Guides
Guides for request behavior that cuts across API families, including streaming, tool calling, structured outputs, prompt caching, and fallbacks.
Use guides when you already know the API family you want to call, but need to make the integration production-ready. These pages cover behavior that cuts across route families: streaming, structured outputs, tool calling, prompt caching, fallback planning, and local agent integrations.
For exact request fields, always return to API Reference.
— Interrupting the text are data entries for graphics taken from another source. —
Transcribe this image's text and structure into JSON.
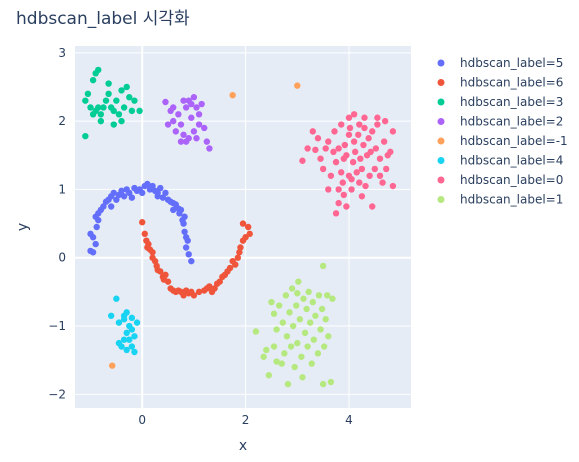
{
  "chart_data": {
    "type": "scatter",
    "title": "hdbscan_label 시각화",
    "xlabel": "x",
    "ylabel": "y",
    "xlim": [
      -1.3,
      5.2
    ],
    "ylim": [
      -2.2,
      3.1
    ],
    "xticks": [
      0,
      2,
      4
    ],
    "yticks": [
      -2,
      -1,
      0,
      1,
      2,
      3
    ],
    "grid": true,
    "legend_position": "right",
    "colors": {
      "plot_bg": "#e5ecf6",
      "grid": "#ffffff",
      "text": "#2a3f5f"
    },
    "series": [
      {
        "name": "hdbscan_label=5",
        "color": "#636efa",
        "points": [
          [
            -1.0,
            0.1
          ],
          [
            -0.95,
            0.08
          ],
          [
            -0.9,
            0.2
          ],
          [
            -1.0,
            0.35
          ],
          [
            -0.95,
            0.3
          ],
          [
            -0.88,
            0.45
          ],
          [
            -0.85,
            0.55
          ],
          [
            -0.9,
            0.6
          ],
          [
            -0.8,
            0.7
          ],
          [
            -0.75,
            0.75
          ],
          [
            -0.7,
            0.82
          ],
          [
            -0.85,
            0.65
          ],
          [
            -0.65,
            0.85
          ],
          [
            -0.6,
            0.9
          ],
          [
            -0.55,
            0.95
          ],
          [
            -0.5,
            0.85
          ],
          [
            -0.45,
            0.92
          ],
          [
            -0.4,
            0.98
          ],
          [
            -0.35,
            0.9
          ],
          [
            -0.3,
            1.0
          ],
          [
            -0.25,
            0.95
          ],
          [
            -0.2,
            0.88
          ],
          [
            -0.15,
            1.02
          ],
          [
            -0.1,
            0.98
          ],
          [
            -0.05,
            1.0
          ],
          [
            0.0,
            0.95
          ],
          [
            0.05,
            1.05
          ],
          [
            0.1,
            1.08
          ],
          [
            0.15,
            1.0
          ],
          [
            0.2,
            1.05
          ],
          [
            0.25,
            0.98
          ],
          [
            0.3,
            0.95
          ],
          [
            0.35,
            1.02
          ],
          [
            0.4,
            0.88
          ],
          [
            0.45,
            0.95
          ],
          [
            0.5,
            0.85
          ],
          [
            0.55,
            0.82
          ],
          [
            0.6,
            0.8
          ],
          [
            0.65,
            0.78
          ],
          [
            0.7,
            0.72
          ],
          [
            0.72,
            0.65
          ],
          [
            0.75,
            0.7
          ],
          [
            0.78,
            0.55
          ],
          [
            0.8,
            0.5
          ],
          [
            0.82,
            0.38
          ],
          [
            0.85,
            0.3
          ],
          [
            0.88,
            0.25
          ],
          [
            0.85,
            0.15
          ],
          [
            0.9,
            0.05
          ],
          [
            0.95,
            -0.05
          ],
          [
            -0.6,
            0.75
          ],
          [
            0.3,
            0.9
          ],
          [
            0.6,
            0.7
          ],
          [
            0.82,
            0.6
          ]
        ]
      },
      {
        "name": "hdbscan_label=6",
        "color": "#ef553b",
        "points": [
          [
            0.0,
            0.52
          ],
          [
            0.05,
            0.35
          ],
          [
            0.08,
            0.25
          ],
          [
            0.1,
            0.15
          ],
          [
            0.15,
            0.12
          ],
          [
            0.2,
            0.08
          ],
          [
            0.2,
            0.0
          ],
          [
            0.25,
            -0.05
          ],
          [
            0.28,
            -0.12
          ],
          [
            0.3,
            -0.18
          ],
          [
            0.35,
            -0.2
          ],
          [
            0.4,
            -0.28
          ],
          [
            0.45,
            -0.25
          ],
          [
            0.5,
            -0.35
          ],
          [
            0.55,
            -0.45
          ],
          [
            0.6,
            -0.48
          ],
          [
            0.65,
            -0.5
          ],
          [
            0.7,
            -0.48
          ],
          [
            0.75,
            -0.5
          ],
          [
            0.8,
            -0.55
          ],
          [
            0.85,
            -0.48
          ],
          [
            0.9,
            -0.52
          ],
          [
            1.0,
            -0.55
          ],
          [
            1.1,
            -0.5
          ],
          [
            1.2,
            -0.48
          ],
          [
            1.3,
            -0.42
          ],
          [
            1.35,
            -0.5
          ],
          [
            1.4,
            -0.45
          ],
          [
            1.5,
            -0.35
          ],
          [
            1.55,
            -0.28
          ],
          [
            1.6,
            -0.25
          ],
          [
            1.65,
            -0.2
          ],
          [
            1.7,
            -0.15
          ],
          [
            1.8,
            -0.1
          ],
          [
            1.85,
            0.0
          ],
          [
            1.88,
            0.08
          ],
          [
            1.9,
            0.15
          ],
          [
            1.95,
            0.25
          ],
          [
            2.0,
            0.3
          ],
          [
            2.05,
            0.45
          ],
          [
            1.95,
            0.5
          ],
          [
            1.75,
            -0.05
          ],
          [
            1.45,
            -0.38
          ],
          [
            1.25,
            -0.45
          ],
          [
            0.95,
            -0.5
          ],
          [
            0.12,
            0.2
          ],
          [
            0.42,
            -0.32
          ],
          [
            2.08,
            0.35
          ]
        ]
      },
      {
        "name": "hdbscan_label=3",
        "color": "#00cc96",
        "points": [
          [
            -0.9,
            2.7
          ],
          [
            -0.95,
            2.6
          ],
          [
            -1.05,
            2.4
          ],
          [
            -1.1,
            2.3
          ],
          [
            -1.0,
            2.2
          ],
          [
            -0.95,
            2.1
          ],
          [
            -0.9,
            2.15
          ],
          [
            -0.85,
            2.2
          ],
          [
            -0.8,
            2.1
          ],
          [
            -0.75,
            2.2
          ],
          [
            -0.7,
            2.3
          ],
          [
            -0.65,
            2.4
          ],
          [
            -0.6,
            2.2
          ],
          [
            -0.55,
            2.15
          ],
          [
            -0.5,
            2.3
          ],
          [
            -0.45,
            2.1
          ],
          [
            -0.4,
            2.0
          ],
          [
            -0.35,
            2.2
          ],
          [
            -0.3,
            2.5
          ],
          [
            -0.25,
            2.35
          ],
          [
            -0.2,
            2.15
          ],
          [
            -0.15,
            2.3
          ],
          [
            -1.1,
            1.78
          ],
          [
            -0.8,
            2.0
          ],
          [
            -0.65,
            2.55
          ],
          [
            -0.55,
            1.95
          ],
          [
            -0.05,
            2.15
          ],
          [
            -0.85,
            2.75
          ],
          [
            -0.4,
            2.45
          ]
        ]
      },
      {
        "name": "hdbscan_label=2",
        "color": "#ab63fa",
        "points": [
          [
            0.45,
            2.28
          ],
          [
            0.55,
            2.15
          ],
          [
            0.6,
            2.0
          ],
          [
            0.5,
            1.95
          ],
          [
            0.65,
            1.85
          ],
          [
            0.7,
            2.1
          ],
          [
            0.75,
            1.95
          ],
          [
            0.8,
            1.8
          ],
          [
            0.85,
            1.7
          ],
          [
            0.9,
            1.75
          ],
          [
            0.85,
            2.2
          ],
          [
            0.9,
            2.3
          ],
          [
            0.95,
            2.25
          ],
          [
            1.0,
            2.35
          ],
          [
            1.05,
            2.2
          ],
          [
            1.1,
            2.1
          ],
          [
            1.15,
            2.25
          ],
          [
            1.0,
            1.85
          ],
          [
            1.1,
            1.95
          ],
          [
            1.2,
            1.9
          ],
          [
            1.25,
            1.7
          ],
          [
            1.3,
            1.6
          ],
          [
            0.95,
            2.05
          ],
          [
            0.6,
            2.2
          ],
          [
            0.8,
            2.3
          ],
          [
            1.05,
            1.75
          ],
          [
            0.75,
            1.7
          ]
        ]
      },
      {
        "name": "hdbscan_label=-1",
        "color": "#ffa15a",
        "points": [
          [
            1.75,
            2.38
          ],
          [
            3.0,
            2.52
          ],
          [
            -0.58,
            -1.58
          ]
        ]
      },
      {
        "name": "hdbscan_label=4",
        "color": "#19d3f3",
        "points": [
          [
            -0.5,
            -0.6
          ],
          [
            -0.6,
            -0.85
          ],
          [
            -0.45,
            -0.95
          ],
          [
            -0.35,
            -0.85
          ],
          [
            -0.3,
            -0.8
          ],
          [
            -0.2,
            -0.88
          ],
          [
            -0.25,
            -1.0
          ],
          [
            -0.3,
            -1.1
          ],
          [
            -0.35,
            -1.2
          ],
          [
            -0.4,
            -1.3
          ],
          [
            -0.45,
            -1.25
          ],
          [
            -0.3,
            -1.35
          ],
          [
            -0.2,
            -1.3
          ],
          [
            -0.15,
            -1.38
          ],
          [
            -0.25,
            -1.2
          ],
          [
            -0.15,
            -1.15
          ],
          [
            -0.1,
            -0.95
          ],
          [
            -0.35,
            -0.9
          ],
          [
            -0.2,
            -1.05
          ]
        ]
      },
      {
        "name": "hdbscan_label=0",
        "color": "#ff6692",
        "points": [
          [
            3.1,
            1.42
          ],
          [
            3.2,
            1.6
          ],
          [
            3.3,
            1.85
          ],
          [
            3.4,
            1.75
          ],
          [
            3.45,
            1.45
          ],
          [
            3.5,
            1.3
          ],
          [
            3.55,
            1.6
          ],
          [
            3.6,
            1.7
          ],
          [
            3.65,
            1.2
          ],
          [
            3.7,
            1.55
          ],
          [
            3.72,
            1.85
          ],
          [
            3.75,
            1.4
          ],
          [
            3.8,
            1.6
          ],
          [
            3.8,
            1.0
          ],
          [
            3.85,
            1.25
          ],
          [
            3.88,
            1.1
          ],
          [
            3.9,
            1.45
          ],
          [
            3.92,
            1.65
          ],
          [
            3.95,
            1.5
          ],
          [
            4.0,
            1.2
          ],
          [
            4.0,
            1.8
          ],
          [
            4.02,
            1.9
          ],
          [
            4.05,
            1.15
          ],
          [
            4.08,
            1.4
          ],
          [
            4.1,
            1.7
          ],
          [
            4.12,
            1.55
          ],
          [
            4.15,
            1.25
          ],
          [
            4.18,
            1.8
          ],
          [
            4.2,
            1.95
          ],
          [
            4.22,
            1.45
          ],
          [
            4.25,
            1.3
          ],
          [
            4.28,
            1.65
          ],
          [
            4.3,
            1.9
          ],
          [
            4.32,
            1.05
          ],
          [
            4.35,
            1.5
          ],
          [
            4.38,
            1.75
          ],
          [
            4.4,
            1.2
          ],
          [
            4.42,
            1.55
          ],
          [
            4.45,
            1.85
          ],
          [
            4.5,
            1.3
          ],
          [
            4.52,
            1.6
          ],
          [
            4.55,
            1.95
          ],
          [
            4.6,
            1.45
          ],
          [
            4.65,
            1.1
          ],
          [
            4.68,
            1.7
          ],
          [
            4.7,
            2.0
          ],
          [
            4.75,
            1.5
          ],
          [
            4.8,
            1.55
          ],
          [
            4.85,
            1.85
          ],
          [
            4.85,
            1.05
          ],
          [
            3.85,
            1.95
          ],
          [
            4.0,
            2.05
          ],
          [
            4.1,
            2.1
          ],
          [
            4.3,
            2.05
          ],
          [
            4.55,
            2.05
          ],
          [
            3.95,
            0.75
          ],
          [
            3.8,
            0.8
          ],
          [
            3.75,
            0.65
          ],
          [
            3.9,
            0.92
          ],
          [
            4.25,
            0.9
          ],
          [
            4.45,
            0.75
          ],
          [
            4.05,
            1.0
          ],
          [
            4.6,
            1.2
          ],
          [
            3.35,
            1.58
          ],
          [
            3.6,
            1.0
          ],
          [
            4.72,
            1.3
          ],
          [
            4.2,
            1.1
          ]
        ]
      },
      {
        "name": "hdbscan_label=1",
        "color": "#b6e880",
        "points": [
          [
            2.2,
            -1.08
          ],
          [
            2.35,
            -1.45
          ],
          [
            2.45,
            -1.72
          ],
          [
            2.5,
            -0.65
          ],
          [
            2.55,
            -0.82
          ],
          [
            2.55,
            -1.3
          ],
          [
            2.6,
            -1.05
          ],
          [
            2.65,
            -0.7
          ],
          [
            2.7,
            -1.55
          ],
          [
            2.72,
            -0.95
          ],
          [
            2.75,
            -1.4
          ],
          [
            2.78,
            -0.55
          ],
          [
            2.8,
            -1.15
          ],
          [
            2.82,
            -1.85
          ],
          [
            2.85,
            -0.8
          ],
          [
            2.88,
            -1.3
          ],
          [
            2.9,
            -0.45
          ],
          [
            2.92,
            -1.0
          ],
          [
            2.95,
            -1.6
          ],
          [
            2.98,
            -0.7
          ],
          [
            3.0,
            -1.25
          ],
          [
            3.02,
            -0.35
          ],
          [
            3.05,
            -0.9
          ],
          [
            3.08,
            -1.45
          ],
          [
            3.1,
            -1.75
          ],
          [
            3.12,
            -0.6
          ],
          [
            3.15,
            -1.1
          ],
          [
            3.18,
            -0.75
          ],
          [
            3.2,
            -1.3
          ],
          [
            3.22,
            -0.5
          ],
          [
            3.25,
            -0.95
          ],
          [
            3.28,
            -1.55
          ],
          [
            3.3,
            -0.65
          ],
          [
            3.32,
            -1.2
          ],
          [
            3.35,
            -0.85
          ],
          [
            3.4,
            -1.4
          ],
          [
            3.42,
            -0.55
          ],
          [
            3.45,
            -1.05
          ],
          [
            3.48,
            -0.75
          ],
          [
            3.5,
            -0.12
          ],
          [
            3.52,
            -1.3
          ],
          [
            3.55,
            -0.9
          ],
          [
            3.58,
            -0.55
          ],
          [
            3.6,
            -1.15
          ],
          [
            3.65,
            -1.82
          ],
          [
            3.68,
            -0.6
          ],
          [
            3.5,
            -1.85
          ],
          [
            2.4,
            -1.35
          ],
          [
            2.6,
            -1.52
          ],
          [
            3.0,
            -0.52
          ]
        ]
      }
    ]
  }
}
A guide explains the pattern; the API page defines the public contract.
Choose by behavior
| Need | Page |
|---|---|
| Understand the feature set at a high level | Overview |
| Send partial output to users as it is generated | Streaming |
| Ask models to return predictable JSON-like output | Structured Outputs |
| Let models call functions or tools | Tool Calling |
| Reuse long prompt prefixes when the route supports it | Prompt Caching |
| Keep production workloads usable when a model path fails | Model Fallbacks |
| Configure coding agents or local tools against AnyInt | Agent Tool Integrations |
Recommended production order
| Stage | What to verify | Related page |
|---|---|---|
| First request | Key, base URL, model ID, and a minimal text response | Verify Your Integration |
| User experience | Whether the UI needs incremental chunks or a complete response | Streaming |
| Machine-readable output | Whether downstream code can safely parse the model response | Structured Outputs |
| External actions | Whether the model should call functions or tools controlled by your app | Tool Calling |
| Cost and latency | Whether repeated prompt prefixes can be reused | Prompt Caching |
| Reliability | What happens when the primary model or provider path fails | Model Fallbacks |
| Local tooling | How coding agents, CLIs, and automation should discover docs and endpoints | Agent Tool Integrations |
API family matters
These guides describe patterns, not universal request fields. Always confirm the exact payload shape in API Reference before shipping a production client.
| Family | Common guide concern | What changes by family |
|---|---|---|
| OpenAI-compatible | First integration, streaming, structured outputs, tool calling | Uses OpenAI-style messages, stream, and tool fields |
| Anthropic-compatible | Claude-style content blocks and image input | Uses Anthropic headers and content block shapes |
| Gemini-compatible | Gemini-native generation, streaming, and function declarations | Uses contents[].parts[] and route methods such as generateContent |
| Media and music APIs | Async tasks, polling, callbacks, and output URLs | Creation responses may return task IDs instead of final assets |
What to document in your own app
For each production workload, keep a small integration note next to the code that records:
- Primary API family and route.
- Model ID source and refresh process.
- Whether the request is sync, streaming, or task-based.
- Retry and fallback behavior.
- Error messages surfaced to users for auth, quota, invalid request, and temporary upstream failures.